Note 2 The effect of subsection 5CB (1) of the Act is that a person is the de facto partner of another person (whether of the same sex or a different sex) if the person is in a de facto relationship with the other person.
Subsection 5CB (2) sets out conditions about whether a de facto relationship exists, and subsection 5CB (3) permits the regulations to make arrangements in relation to the determination of whether 1 or more of those conditions exist.(2)If the Minister is considering an application for:
(a)a Partner (Migrant) (Class BC) visa; or
(b)a Partner (Provisional) (Class UF) visa; or
(c)a Partner (Residence) (Class BS) visa; or
(d)a Partner (Temporary) (Class UK) visa;
the Minister must consider all of the circumstances of the relationship, including the matters set out in subregulation (3).

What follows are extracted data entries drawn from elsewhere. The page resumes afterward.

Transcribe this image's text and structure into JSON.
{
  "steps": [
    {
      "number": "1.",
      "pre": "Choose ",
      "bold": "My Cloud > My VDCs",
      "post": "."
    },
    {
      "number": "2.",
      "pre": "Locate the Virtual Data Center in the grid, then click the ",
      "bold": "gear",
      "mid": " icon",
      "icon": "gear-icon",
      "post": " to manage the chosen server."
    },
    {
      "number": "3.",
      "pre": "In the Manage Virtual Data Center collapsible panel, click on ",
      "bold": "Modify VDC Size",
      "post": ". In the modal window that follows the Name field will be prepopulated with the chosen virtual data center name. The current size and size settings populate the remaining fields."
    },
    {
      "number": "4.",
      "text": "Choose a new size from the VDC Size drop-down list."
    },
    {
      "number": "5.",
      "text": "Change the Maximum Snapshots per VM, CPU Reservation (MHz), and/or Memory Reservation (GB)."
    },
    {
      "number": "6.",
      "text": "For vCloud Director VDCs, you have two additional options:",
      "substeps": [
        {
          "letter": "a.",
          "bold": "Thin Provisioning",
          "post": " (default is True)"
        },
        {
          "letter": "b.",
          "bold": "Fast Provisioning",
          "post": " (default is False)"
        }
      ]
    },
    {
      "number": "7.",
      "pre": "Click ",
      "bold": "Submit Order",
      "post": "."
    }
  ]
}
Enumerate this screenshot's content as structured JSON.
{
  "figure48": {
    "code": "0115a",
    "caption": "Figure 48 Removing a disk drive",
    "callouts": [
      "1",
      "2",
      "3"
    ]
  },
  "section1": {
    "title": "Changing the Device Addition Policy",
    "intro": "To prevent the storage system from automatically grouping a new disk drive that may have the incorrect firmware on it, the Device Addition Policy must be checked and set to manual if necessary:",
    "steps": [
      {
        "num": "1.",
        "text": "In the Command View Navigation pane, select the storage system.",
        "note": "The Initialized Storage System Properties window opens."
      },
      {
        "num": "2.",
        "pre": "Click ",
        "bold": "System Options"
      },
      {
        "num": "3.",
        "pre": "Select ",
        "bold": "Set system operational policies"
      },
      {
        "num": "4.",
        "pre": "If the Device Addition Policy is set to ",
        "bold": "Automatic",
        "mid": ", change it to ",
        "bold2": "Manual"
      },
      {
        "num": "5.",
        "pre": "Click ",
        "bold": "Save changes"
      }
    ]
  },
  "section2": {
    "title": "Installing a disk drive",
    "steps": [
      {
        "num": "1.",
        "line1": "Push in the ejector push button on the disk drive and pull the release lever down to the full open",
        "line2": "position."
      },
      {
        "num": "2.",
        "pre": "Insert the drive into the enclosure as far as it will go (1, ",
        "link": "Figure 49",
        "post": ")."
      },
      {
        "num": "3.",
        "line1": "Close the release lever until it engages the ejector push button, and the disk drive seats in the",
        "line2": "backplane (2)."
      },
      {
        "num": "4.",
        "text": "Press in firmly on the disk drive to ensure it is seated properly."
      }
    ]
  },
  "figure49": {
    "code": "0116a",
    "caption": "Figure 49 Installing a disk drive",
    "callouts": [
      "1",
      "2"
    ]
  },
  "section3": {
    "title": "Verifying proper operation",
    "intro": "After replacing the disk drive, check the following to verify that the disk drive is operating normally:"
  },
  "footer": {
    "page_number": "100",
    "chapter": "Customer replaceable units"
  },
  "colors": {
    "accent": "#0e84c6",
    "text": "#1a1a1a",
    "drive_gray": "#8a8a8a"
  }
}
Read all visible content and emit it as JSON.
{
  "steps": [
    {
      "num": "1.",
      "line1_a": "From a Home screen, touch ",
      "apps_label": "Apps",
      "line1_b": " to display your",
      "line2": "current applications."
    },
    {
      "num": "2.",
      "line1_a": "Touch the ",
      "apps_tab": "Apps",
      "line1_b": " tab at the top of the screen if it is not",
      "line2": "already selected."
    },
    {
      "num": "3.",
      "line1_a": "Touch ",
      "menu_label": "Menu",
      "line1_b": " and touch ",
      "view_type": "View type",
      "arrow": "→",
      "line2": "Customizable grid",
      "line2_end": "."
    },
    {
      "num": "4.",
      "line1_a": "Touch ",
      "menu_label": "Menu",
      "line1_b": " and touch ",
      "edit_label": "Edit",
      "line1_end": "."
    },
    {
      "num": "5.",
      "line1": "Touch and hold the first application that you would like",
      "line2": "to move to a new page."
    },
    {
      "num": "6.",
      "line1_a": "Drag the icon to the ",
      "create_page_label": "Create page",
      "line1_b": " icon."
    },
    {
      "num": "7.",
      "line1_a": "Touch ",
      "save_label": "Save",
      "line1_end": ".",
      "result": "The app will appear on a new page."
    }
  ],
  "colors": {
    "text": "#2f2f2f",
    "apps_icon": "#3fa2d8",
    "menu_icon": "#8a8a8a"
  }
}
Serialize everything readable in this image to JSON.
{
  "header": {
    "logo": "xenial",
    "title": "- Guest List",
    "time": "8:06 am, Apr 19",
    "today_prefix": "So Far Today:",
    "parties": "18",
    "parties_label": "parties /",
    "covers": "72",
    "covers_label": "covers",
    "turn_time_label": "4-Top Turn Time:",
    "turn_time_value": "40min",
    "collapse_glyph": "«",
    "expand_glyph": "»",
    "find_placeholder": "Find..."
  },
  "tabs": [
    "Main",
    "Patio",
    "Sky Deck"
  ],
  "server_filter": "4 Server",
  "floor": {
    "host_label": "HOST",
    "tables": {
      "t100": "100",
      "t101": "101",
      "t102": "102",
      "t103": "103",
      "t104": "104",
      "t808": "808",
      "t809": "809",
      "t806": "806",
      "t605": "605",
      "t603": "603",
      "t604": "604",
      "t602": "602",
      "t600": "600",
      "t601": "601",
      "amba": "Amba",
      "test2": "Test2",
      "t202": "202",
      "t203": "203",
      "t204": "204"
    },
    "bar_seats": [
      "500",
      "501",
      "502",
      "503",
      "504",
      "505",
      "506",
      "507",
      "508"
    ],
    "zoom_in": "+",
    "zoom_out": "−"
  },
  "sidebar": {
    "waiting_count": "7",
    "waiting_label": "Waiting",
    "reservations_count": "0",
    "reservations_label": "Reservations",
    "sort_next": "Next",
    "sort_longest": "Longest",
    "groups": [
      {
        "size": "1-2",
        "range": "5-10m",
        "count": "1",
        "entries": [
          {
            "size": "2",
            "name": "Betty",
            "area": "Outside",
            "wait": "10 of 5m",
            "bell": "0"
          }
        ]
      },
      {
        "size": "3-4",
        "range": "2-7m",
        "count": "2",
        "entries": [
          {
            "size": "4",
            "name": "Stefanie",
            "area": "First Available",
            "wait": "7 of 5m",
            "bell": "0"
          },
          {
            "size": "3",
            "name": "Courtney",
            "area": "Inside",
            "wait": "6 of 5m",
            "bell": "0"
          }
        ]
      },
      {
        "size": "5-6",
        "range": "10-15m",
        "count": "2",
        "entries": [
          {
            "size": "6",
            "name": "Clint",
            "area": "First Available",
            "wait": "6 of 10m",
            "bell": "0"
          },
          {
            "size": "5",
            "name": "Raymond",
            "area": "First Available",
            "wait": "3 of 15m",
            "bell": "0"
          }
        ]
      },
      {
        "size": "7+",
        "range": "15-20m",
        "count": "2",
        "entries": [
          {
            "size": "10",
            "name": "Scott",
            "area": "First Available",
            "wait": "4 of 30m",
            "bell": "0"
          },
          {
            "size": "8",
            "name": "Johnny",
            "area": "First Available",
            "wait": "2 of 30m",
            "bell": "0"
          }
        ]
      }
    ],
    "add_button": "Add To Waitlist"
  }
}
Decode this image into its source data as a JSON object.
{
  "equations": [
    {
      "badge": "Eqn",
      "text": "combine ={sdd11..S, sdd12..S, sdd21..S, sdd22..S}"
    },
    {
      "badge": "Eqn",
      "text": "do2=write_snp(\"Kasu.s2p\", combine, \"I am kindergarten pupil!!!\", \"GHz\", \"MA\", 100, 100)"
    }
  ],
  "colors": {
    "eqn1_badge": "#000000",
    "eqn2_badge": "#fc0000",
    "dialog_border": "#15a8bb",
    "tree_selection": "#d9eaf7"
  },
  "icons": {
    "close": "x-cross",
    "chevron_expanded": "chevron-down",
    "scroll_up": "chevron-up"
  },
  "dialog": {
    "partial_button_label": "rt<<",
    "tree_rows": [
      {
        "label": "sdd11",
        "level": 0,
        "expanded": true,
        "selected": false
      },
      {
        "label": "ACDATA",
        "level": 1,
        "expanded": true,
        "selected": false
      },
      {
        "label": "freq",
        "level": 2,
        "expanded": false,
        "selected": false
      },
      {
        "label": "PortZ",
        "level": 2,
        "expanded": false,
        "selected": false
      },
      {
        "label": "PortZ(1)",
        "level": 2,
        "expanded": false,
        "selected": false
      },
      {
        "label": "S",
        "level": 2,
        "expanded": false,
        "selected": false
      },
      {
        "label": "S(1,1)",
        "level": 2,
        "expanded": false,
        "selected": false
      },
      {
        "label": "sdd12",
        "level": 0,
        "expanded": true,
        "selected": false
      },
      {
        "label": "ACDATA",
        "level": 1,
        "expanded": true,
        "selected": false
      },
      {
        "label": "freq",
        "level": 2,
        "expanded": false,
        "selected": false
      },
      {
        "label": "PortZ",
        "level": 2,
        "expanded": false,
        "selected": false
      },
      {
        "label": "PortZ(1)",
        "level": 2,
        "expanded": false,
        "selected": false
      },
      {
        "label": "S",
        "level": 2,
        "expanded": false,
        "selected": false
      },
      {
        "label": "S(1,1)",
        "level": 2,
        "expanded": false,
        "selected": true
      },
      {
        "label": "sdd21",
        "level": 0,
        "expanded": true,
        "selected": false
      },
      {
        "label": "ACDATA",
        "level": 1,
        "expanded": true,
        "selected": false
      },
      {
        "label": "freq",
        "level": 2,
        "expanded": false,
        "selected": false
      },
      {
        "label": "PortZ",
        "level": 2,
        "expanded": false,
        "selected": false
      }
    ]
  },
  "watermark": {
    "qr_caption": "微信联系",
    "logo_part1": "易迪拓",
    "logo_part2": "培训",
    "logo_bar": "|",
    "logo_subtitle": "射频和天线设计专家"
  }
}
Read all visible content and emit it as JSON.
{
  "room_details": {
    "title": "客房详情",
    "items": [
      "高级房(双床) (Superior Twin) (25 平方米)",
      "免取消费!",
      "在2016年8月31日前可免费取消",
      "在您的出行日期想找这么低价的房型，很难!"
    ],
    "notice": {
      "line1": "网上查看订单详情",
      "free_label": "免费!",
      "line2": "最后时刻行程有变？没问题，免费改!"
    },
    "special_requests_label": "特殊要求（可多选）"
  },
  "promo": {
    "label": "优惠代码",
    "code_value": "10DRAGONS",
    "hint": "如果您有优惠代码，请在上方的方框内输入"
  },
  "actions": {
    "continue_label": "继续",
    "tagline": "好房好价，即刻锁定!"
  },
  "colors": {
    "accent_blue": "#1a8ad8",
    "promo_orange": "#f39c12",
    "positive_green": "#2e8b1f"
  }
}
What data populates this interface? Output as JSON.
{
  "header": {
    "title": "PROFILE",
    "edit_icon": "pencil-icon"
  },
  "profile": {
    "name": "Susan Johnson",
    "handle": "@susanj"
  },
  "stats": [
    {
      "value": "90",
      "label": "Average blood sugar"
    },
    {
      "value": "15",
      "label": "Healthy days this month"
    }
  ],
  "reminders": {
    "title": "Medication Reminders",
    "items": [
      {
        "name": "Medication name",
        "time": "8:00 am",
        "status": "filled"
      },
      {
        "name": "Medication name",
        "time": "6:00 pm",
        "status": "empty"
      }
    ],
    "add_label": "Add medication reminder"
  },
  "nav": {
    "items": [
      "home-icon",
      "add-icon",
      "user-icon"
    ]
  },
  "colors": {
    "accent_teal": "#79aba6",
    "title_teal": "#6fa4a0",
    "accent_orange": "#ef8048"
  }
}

(3)The matters for subregulation (2) are:
(a)the financial aspects of the relationship, including:
(i) any joint ownership of real estate or other major assets; and
(ii) any joint liabilities; and
(iii) the extent of any pooling of financial resources, especially in relation to major financial commitments; and
(iv) whether one person in the relationship owes any legal obligation in respect of the other; and
(v) the basis of any sharing of day to day household expenses; and
(b)the nature of the household, including:
(i) any joint responsibility for the care and support of children; and
(ii) the living arrangements of the persons; and
(iii) any sharing of the responsibility for housework; and
(c)the social aspects of the relationship, including:
(i) whether the persons represent themselves to other people as being in a de facto relationship with each other; and
(ii) the opinion of the persons’ friends and acquaintances about the nature of the relationship; and
(iii) any basis on which the persons plan and undertake joint social activities; and
(d)the nature of the persons’ commitment to each other, including:
(i) the duration of the relationship; and
(ii) the length of time during which the persons have lived together; and
(iii) the degree of companionship and emotional support that the persons draw from each other; and
(iv) whether the persons see the relationship as a long term one.
(4)If the Minister is considering an application for a visa of a class other than a class mentioned in subregulation (2), the Minister may consider any of the circumstances mentioned in subregulation (3).